Se in amore tutto è lecito questa volta la "passione" sembra davvero aver superato il limite. E la Corte di cassazione ci ha messo del suo. I giudici di Piazza Cavour, sentenza n. 3221/2012, (si legga il testo sul sito di Guida al diritto ), infatti, hanno assolto dal reato di diffamazione e violenza privata un uomo sulla sessantina, residente a Chiavari in Liguria, che per ripicca verso la ex moglie aveva affisso sulla porta di casa della sorella una foto di lei intenta a compiere un atto sessuale .
La crisi durava da un decennio
Ma andiamo per gradi. I due stavano vivendo ormai da più di un decennio una storia travagliata in cui si prendevano e si lasciavano continuamente, fino a quando lei stufa dei soprusi dell'ex lo aveva denunciato e ne aveva anche ottenuto la condanna in primo e secondo grado.

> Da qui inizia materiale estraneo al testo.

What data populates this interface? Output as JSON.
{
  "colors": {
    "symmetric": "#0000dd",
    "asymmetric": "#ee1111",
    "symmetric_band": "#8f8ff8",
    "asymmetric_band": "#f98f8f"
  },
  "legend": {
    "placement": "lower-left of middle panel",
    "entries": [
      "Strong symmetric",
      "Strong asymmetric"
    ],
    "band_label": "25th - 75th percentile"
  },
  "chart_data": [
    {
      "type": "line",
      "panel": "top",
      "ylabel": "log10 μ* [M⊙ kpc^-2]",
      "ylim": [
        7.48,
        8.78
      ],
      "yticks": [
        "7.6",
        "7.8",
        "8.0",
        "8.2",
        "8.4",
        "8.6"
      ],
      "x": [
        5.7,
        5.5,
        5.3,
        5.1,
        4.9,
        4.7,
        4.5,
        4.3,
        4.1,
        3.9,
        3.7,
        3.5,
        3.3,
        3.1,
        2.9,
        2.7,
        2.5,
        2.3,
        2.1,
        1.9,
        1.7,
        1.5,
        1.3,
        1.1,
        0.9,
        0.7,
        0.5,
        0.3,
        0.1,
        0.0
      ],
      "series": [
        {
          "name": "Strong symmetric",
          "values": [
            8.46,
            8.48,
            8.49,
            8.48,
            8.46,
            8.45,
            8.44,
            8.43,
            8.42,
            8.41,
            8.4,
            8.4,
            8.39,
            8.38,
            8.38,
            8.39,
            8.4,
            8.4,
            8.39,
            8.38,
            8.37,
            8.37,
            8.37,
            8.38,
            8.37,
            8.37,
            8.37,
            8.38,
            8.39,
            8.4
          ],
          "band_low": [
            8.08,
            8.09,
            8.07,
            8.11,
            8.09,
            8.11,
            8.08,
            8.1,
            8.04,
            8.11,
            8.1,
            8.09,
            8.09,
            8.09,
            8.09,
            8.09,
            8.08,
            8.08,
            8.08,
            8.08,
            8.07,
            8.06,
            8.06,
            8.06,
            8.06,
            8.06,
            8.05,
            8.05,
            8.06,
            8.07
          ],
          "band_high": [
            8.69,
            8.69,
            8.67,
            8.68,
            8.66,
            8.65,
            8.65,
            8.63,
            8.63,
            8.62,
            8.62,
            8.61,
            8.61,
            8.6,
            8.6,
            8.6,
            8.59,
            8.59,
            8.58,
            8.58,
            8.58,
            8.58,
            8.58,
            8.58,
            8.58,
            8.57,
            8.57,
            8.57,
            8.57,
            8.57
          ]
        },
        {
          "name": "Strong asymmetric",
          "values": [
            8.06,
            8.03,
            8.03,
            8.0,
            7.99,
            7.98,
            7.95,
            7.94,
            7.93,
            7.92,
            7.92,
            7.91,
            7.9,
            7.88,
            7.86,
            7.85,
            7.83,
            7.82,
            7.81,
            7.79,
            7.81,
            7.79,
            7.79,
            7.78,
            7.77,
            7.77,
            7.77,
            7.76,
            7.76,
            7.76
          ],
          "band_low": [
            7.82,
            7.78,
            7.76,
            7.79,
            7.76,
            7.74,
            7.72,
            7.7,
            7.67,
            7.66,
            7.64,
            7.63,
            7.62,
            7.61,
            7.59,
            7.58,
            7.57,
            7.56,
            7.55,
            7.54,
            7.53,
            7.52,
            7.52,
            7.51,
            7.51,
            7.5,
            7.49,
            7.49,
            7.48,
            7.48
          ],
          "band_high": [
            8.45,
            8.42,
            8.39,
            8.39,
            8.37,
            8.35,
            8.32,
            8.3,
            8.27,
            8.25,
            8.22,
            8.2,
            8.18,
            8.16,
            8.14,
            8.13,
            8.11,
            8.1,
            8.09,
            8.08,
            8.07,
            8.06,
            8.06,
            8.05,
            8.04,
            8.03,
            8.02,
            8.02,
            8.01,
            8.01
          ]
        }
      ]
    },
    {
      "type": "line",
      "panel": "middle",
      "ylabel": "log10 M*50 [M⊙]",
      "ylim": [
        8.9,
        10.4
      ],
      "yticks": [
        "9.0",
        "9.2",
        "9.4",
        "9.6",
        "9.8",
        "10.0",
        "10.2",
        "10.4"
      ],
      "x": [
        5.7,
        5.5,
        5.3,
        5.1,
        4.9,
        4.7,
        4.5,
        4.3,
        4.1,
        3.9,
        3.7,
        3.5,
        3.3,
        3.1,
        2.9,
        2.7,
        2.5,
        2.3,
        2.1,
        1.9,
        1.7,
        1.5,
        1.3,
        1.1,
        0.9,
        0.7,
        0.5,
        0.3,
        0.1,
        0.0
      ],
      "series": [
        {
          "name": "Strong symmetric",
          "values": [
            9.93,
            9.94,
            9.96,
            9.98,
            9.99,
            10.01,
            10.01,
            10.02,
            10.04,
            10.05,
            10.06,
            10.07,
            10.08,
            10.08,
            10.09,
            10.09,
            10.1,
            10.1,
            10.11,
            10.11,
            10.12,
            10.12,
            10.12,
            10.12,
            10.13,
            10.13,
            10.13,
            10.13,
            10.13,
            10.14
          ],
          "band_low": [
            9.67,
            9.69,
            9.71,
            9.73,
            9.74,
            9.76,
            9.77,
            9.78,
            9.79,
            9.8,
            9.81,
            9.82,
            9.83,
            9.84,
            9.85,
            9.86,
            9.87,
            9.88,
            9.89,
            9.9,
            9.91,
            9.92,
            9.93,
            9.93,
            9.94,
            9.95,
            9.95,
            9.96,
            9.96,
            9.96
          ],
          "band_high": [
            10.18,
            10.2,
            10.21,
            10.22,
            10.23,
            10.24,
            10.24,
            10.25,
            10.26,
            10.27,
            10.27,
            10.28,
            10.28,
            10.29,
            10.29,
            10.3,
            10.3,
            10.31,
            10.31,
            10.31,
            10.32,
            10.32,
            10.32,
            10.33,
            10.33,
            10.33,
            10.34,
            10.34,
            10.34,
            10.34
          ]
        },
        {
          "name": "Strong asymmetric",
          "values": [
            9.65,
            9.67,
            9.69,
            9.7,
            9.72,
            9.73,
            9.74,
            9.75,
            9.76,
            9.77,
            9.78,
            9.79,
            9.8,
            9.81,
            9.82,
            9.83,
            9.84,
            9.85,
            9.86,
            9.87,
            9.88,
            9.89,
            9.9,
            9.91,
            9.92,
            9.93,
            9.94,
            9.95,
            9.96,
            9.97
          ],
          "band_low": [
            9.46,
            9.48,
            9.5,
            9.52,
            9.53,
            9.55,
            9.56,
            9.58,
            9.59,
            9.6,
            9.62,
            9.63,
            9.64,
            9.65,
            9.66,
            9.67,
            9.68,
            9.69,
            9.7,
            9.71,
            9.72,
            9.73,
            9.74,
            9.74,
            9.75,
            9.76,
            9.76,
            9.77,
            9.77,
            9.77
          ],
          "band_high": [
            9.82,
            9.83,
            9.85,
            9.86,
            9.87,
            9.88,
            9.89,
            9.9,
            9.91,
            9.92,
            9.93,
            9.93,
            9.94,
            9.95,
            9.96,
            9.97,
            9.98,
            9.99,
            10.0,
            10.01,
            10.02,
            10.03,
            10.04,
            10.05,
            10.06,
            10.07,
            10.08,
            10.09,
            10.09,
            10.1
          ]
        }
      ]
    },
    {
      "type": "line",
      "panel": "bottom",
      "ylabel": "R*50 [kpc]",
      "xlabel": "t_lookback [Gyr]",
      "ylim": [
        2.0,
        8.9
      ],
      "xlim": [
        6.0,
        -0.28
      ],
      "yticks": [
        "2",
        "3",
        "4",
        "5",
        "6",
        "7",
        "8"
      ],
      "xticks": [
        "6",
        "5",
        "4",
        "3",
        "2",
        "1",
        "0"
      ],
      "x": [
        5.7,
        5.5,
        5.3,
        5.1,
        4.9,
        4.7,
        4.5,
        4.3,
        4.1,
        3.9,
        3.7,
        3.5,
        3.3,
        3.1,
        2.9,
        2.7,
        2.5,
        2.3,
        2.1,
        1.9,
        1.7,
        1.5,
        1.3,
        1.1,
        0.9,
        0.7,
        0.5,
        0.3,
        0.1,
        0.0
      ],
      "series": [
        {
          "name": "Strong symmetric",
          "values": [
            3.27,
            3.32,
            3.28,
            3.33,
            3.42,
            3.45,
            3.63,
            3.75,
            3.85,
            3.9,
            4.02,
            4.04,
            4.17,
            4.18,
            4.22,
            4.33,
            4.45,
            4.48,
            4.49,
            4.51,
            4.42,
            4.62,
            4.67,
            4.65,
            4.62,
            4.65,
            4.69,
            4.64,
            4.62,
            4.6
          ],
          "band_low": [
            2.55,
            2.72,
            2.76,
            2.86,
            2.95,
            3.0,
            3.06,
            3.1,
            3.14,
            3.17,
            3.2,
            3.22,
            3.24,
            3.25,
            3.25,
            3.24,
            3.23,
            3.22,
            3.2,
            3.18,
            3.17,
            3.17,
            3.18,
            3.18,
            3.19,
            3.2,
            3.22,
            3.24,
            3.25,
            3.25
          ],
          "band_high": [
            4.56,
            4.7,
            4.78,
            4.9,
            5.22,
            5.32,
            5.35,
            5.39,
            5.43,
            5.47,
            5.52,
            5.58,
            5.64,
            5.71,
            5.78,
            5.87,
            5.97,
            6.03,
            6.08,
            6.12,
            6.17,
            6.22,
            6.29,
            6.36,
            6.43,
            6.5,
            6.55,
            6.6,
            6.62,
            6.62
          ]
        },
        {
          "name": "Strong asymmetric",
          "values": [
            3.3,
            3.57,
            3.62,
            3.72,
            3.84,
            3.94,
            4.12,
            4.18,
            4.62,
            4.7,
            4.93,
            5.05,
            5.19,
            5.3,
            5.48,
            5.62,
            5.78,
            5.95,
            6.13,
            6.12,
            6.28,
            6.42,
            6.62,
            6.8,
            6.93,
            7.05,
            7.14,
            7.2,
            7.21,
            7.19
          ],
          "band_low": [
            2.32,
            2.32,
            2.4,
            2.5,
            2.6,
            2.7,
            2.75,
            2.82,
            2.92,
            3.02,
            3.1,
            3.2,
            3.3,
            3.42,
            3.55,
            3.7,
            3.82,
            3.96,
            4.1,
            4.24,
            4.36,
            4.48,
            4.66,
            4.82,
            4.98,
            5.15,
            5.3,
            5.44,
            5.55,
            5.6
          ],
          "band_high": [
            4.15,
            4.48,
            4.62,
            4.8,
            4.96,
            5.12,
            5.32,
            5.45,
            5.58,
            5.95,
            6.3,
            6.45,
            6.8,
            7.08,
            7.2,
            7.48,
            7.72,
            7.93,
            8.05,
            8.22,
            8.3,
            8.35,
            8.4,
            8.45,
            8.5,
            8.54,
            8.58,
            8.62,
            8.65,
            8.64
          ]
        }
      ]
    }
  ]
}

La situazione fra l'altro era resa ancora più difficile per il fatto che vivendo entrambi nello stesso condominio, l'ex marito continuava ad esercitare su di lei un controllo pressante, al punto da arrivare anche a introdursi di notte, e a sua insaputa, in casa, grazie al possesso di un paio di chiavi dell'appartamento. Una violazione di domicilio contestatagli, da cui però era stato assolto per intervenuta prescrizione.

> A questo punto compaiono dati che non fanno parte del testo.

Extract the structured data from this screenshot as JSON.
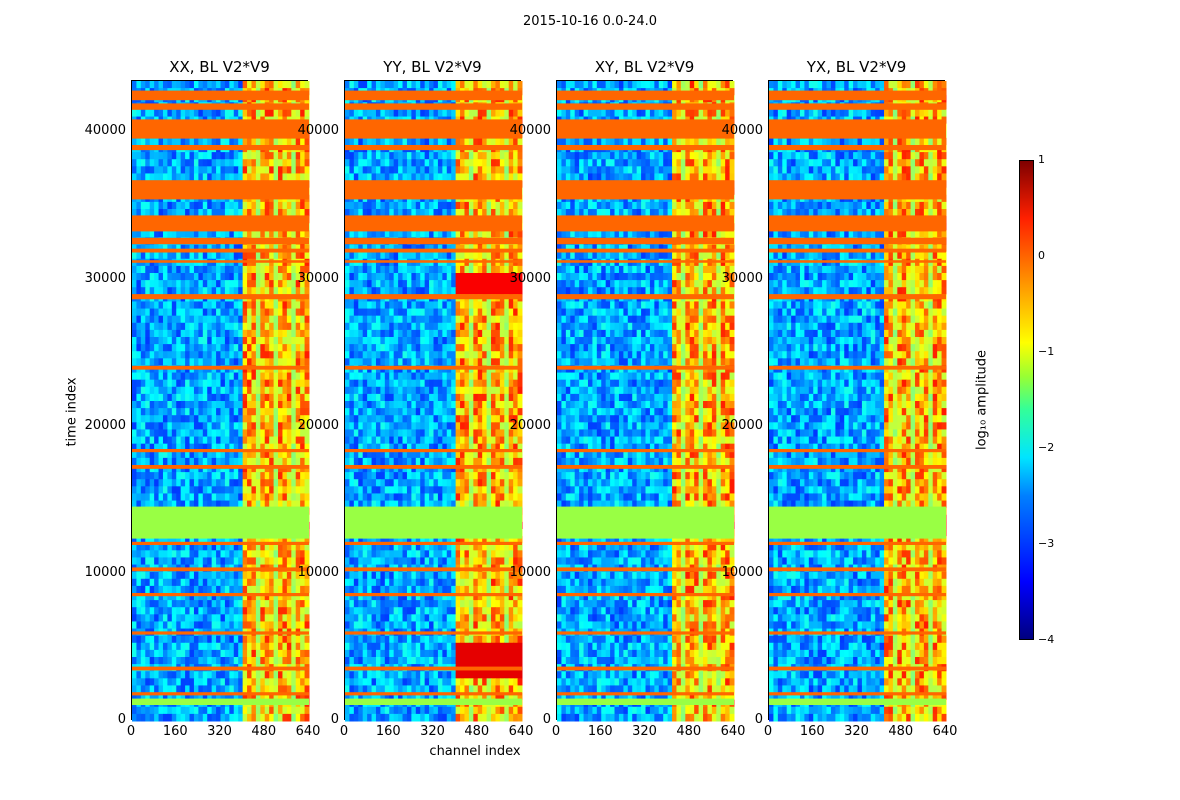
{
  "figure_title": "2015-10-16 0.0-24.0",
  "colorbar": {
    "label": "log₁₀ amplitude",
    "ticks": [
      "1",
      "0",
      "−1",
      "−2",
      "−3",
      "−4"
    ]
  },
  "chart_data": [
    {
      "type": "heatmap",
      "title": "XX, BL V2*V9",
      "xlabel": "",
      "ylabel": "time index",
      "xlim": [
        0,
        640
      ],
      "ylim": [
        0,
        43500
      ],
      "xticks": [
        "0",
        "160",
        "320",
        "480",
        "640"
      ],
      "yticks": [
        "0",
        "10000",
        "20000",
        "30000",
        "40000"
      ],
      "colormap": "jet",
      "color_range": [
        -4,
        1
      ]
    },
    {
      "type": "heatmap",
      "title": "YY, BL V2*V9",
      "xlabel": "channel index",
      "ylabel": "",
      "xlim": [
        0,
        640
      ],
      "ylim": [
        0,
        43500
      ],
      "xticks": [
        "0",
        "160",
        "320",
        "480",
        "640"
      ],
      "yticks": [
        "0",
        "10000",
        "20000",
        "30000",
        "40000"
      ],
      "colormap": "jet",
      "color_range": [
        -4,
        1
      ]
    },
    {
      "type": "heatmap",
      "title": "XY, BL V2*V9",
      "xlabel": "",
      "ylabel": "",
      "xlim": [
        0,
        640
      ],
      "ylim": [
        0,
        43500
      ],
      "xticks": [
        "0",
        "160",
        "320",
        "480",
        "640"
      ],
      "yticks": [
        "0",
        "10000",
        "20000",
        "30000",
        "40000"
      ],
      "colormap": "jet",
      "color_range": [
        -4,
        1
      ]
    },
    {
      "type": "heatmap",
      "title": "YX, BL V2*V9",
      "xlabel": "",
      "ylabel": "",
      "xlim": [
        0,
        640
      ],
      "ylim": [
        0,
        43500
      ],
      "xticks": [
        "0",
        "160",
        "320",
        "480",
        "640"
      ],
      "yticks": [
        "0",
        "10000",
        "20000",
        "30000",
        "40000"
      ],
      "colormap": "jet",
      "color_range": [
        -4,
        1
      ]
    }
  ]
}
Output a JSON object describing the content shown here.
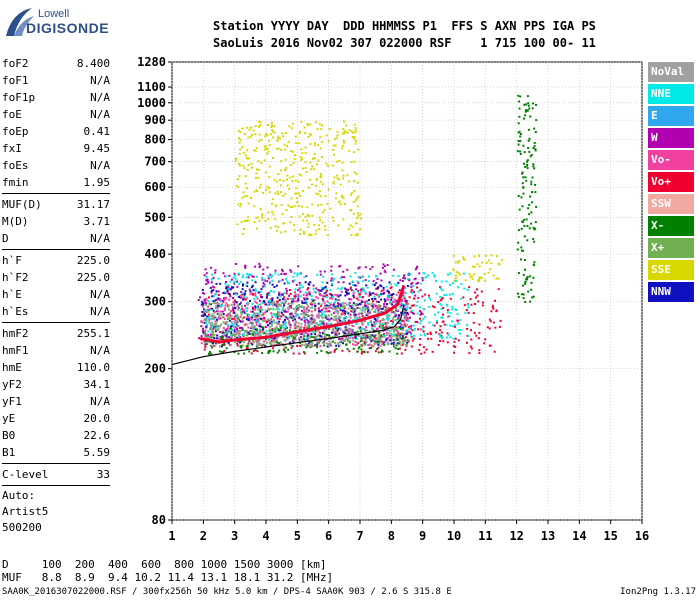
{
  "logo": {
    "line1": "Lowell",
    "line2": "DIGISONDE"
  },
  "header": {
    "row1": "Station YYYY DAY  DDD HHMMSS P1  FFS S AXN PPS IGA PS",
    "row2": "SaoLuis 2016 Nov02 307 022000 RSF    1 715 100 00- 11"
  },
  "params": {
    "group1": [
      {
        "name": "foF2",
        "value": "8.400"
      },
      {
        "name": "foF1",
        "value": "N/A"
      },
      {
        "name": "foF1p",
        "value": "N/A"
      },
      {
        "name": "foE",
        "value": "N/A"
      },
      {
        "name": "foEp",
        "value": "0.41"
      },
      {
        "name": "fxI",
        "value": "9.45"
      },
      {
        "name": "foEs",
        "value": "N/A"
      },
      {
        "name": "fmin",
        "value": "1.95"
      }
    ],
    "group2": [
      {
        "name": "MUF(D)",
        "value": "31.17"
      },
      {
        "name": "M(D)",
        "value": "3.71"
      },
      {
        "name": "D",
        "value": "N/A"
      }
    ],
    "group3": [
      {
        "name": "h`F",
        "value": "225.0"
      },
      {
        "name": "h`F2",
        "value": "225.0"
      },
      {
        "name": "h`E",
        "value": "N/A"
      },
      {
        "name": "h`Es",
        "value": "N/A"
      }
    ],
    "group4": [
      {
        "name": "hmF2",
        "value": "255.1"
      },
      {
        "name": "hmF1",
        "value": "N/A"
      },
      {
        "name": "hmE",
        "value": "110.0"
      },
      {
        "name": "yF2",
        "value": "34.1"
      },
      {
        "name": "yF1",
        "value": "N/A"
      },
      {
        "name": "yE",
        "value": "20.0"
      },
      {
        "name": "B0",
        "value": "22.6"
      },
      {
        "name": "B1",
        "value": "5.59"
      }
    ],
    "group5": [
      {
        "name": "C-level",
        "value": "33"
      }
    ],
    "notes": [
      "Auto:",
      "Artist5",
      "500200"
    ]
  },
  "legend": [
    {
      "label": "NoVal",
      "color": "#a0a0a0"
    },
    {
      "label": "NNE",
      "color": "#00e8e8"
    },
    {
      "label": "E",
      "color": "#30a8f0"
    },
    {
      "label": "W",
      "color": "#b000b0"
    },
    {
      "label": "Vo-",
      "color": "#f040a0"
    },
    {
      "label": "Vo+",
      "color": "#f00030"
    },
    {
      "label": "SSW",
      "color": "#f0a8a0"
    },
    {
      "label": "X-",
      "color": "#008000"
    },
    {
      "label": "X+",
      "color": "#70b050"
    },
    {
      "label": "SSE",
      "color": "#d8d800"
    },
    {
      "label": "NNW",
      "color": "#1010c0"
    }
  ],
  "chart_data": {
    "type": "scatter",
    "x_ticks": [
      "1",
      "2",
      "3",
      "4",
      "5",
      "6",
      "7",
      "8",
      "9",
      "10",
      "11",
      "12",
      "13",
      "14",
      "15",
      "16"
    ],
    "y_ticks": [
      "80",
      "200",
      "300",
      "400",
      "500",
      "600",
      "700",
      "800",
      "900",
      "1000",
      "1100",
      "1280"
    ],
    "xlim": [
      1,
      16
    ],
    "ylim": [
      80,
      1280
    ],
    "yscale": "log",
    "grid": true,
    "legend_placement": "right",
    "traces": [
      {
        "name": "F-trace",
        "color": "#f00030",
        "x": [
          1.9,
          2.5,
          3.0,
          4.0,
          5.0,
          6.0,
          7.0,
          7.8,
          8.2,
          8.4
        ],
        "y": [
          240,
          235,
          238,
          242,
          250,
          258,
          268,
          280,
          295,
          330
        ]
      },
      {
        "name": "virtual-height-model",
        "color": "#000000",
        "x": [
          1.0,
          2.0,
          3.0,
          4.0,
          5.0,
          6.0,
          7.0,
          7.7,
          8.1,
          8.3,
          8.4
        ],
        "y": [
          205,
          215,
          222,
          228,
          234,
          240,
          247,
          252,
          258,
          270,
          295
        ]
      }
    ],
    "scatter_regions": [
      {
        "color": "#f00030",
        "x": [
          1.9,
          11.5
        ],
        "y": [
          220,
          330
        ]
      },
      {
        "color": "#b000b0",
        "x": [
          1.8,
          9.0
        ],
        "y": [
          240,
          380
        ]
      },
      {
        "color": "#f040a0",
        "x": [
          1.9,
          8.6
        ],
        "y": [
          230,
          320
        ]
      },
      {
        "color": "#d8d800",
        "x": [
          3.0,
          7.0
        ],
        "y": [
          450,
          900
        ]
      },
      {
        "color": "#d8d800",
        "x": [
          9.8,
          11.5
        ],
        "y": [
          340,
          400
        ]
      },
      {
        "color": "#1010c0",
        "x": [
          1.9,
          8.5
        ],
        "y": [
          230,
          340
        ]
      },
      {
        "color": "#008000",
        "x": [
          2.0,
          8.5
        ],
        "y": [
          220,
          260
        ]
      },
      {
        "color": "#008000",
        "x": [
          12.0,
          12.6
        ],
        "y": [
          300,
          1050
        ]
      },
      {
        "color": "#70b050",
        "x": [
          2.0,
          8.5
        ],
        "y": [
          230,
          300
        ]
      },
      {
        "color": "#00e8e8",
        "x": [
          2.0,
          10.5
        ],
        "y": [
          240,
          360
        ]
      },
      {
        "color": "#a0a0a0",
        "x": [
          2.0,
          8.5
        ],
        "y": [
          230,
          300
        ]
      }
    ]
  },
  "bottom_table": {
    "d_label": "D",
    "muf_label": "MUF",
    "d_values": [
      "100",
      "200",
      "400",
      "600",
      "800",
      "1000",
      "1500",
      "3000"
    ],
    "muf_values": [
      "8.8",
      "8.9",
      "9.4",
      "10.2",
      "11.4",
      "13.1",
      "18.1",
      "31.2"
    ],
    "d_unit": "[km]",
    "muf_unit": "[MHz]"
  },
  "footer": {
    "text": "SAA0K_2016307022000.RSF / 300fx256h 50 kHz 5.0 km / DPS-4 SAA0K 903 / 2.6 S 315.8 E",
    "version": "Ion2Png 1.3.17"
  }
}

Per la Cassazione non è provato che qualcuno l'abbia vista
In un crescendo l'ex marito arriva a esporre un pianerottolo una foto osé della moglie. Ma, con un ragionamento in punto di diritto che lascia qualche dubbio nel lettore, la Suprema corte ha annullato le condanne di primo e secondo grado, escludendo che sussistessero gli estremi della diffamazione e di conseguenza anche della violenza privata. Infatti, spiega dottamente la Corte «la diffamazione è reato di evento che si consuma nel momento e nel luogo in cui i terzi percepiscono l'espressione ingiuriosa».
E siccome nel caso in questione a mancare sarebbe proprio la prova che la fotocopia della fotografia sia stata effettivamente vista da altre persone, il reato non sussiste. Infatti, «non può ritenersi essere esistente il requisito della comunicazione del fatto ingiurioso a più persone, che ne abbiano avuto effettiva conoscenza». Non solo, in tal modo è caduta anche l'accusa di violenza privata perché tolta di mezzo la diffamazione non sussiste più neppure la prova del tentativo di costringere la donna a riprendere la relazione con lui. Alla fine però il dubbio che qualche condomino quella foto l'abbia vista rimane.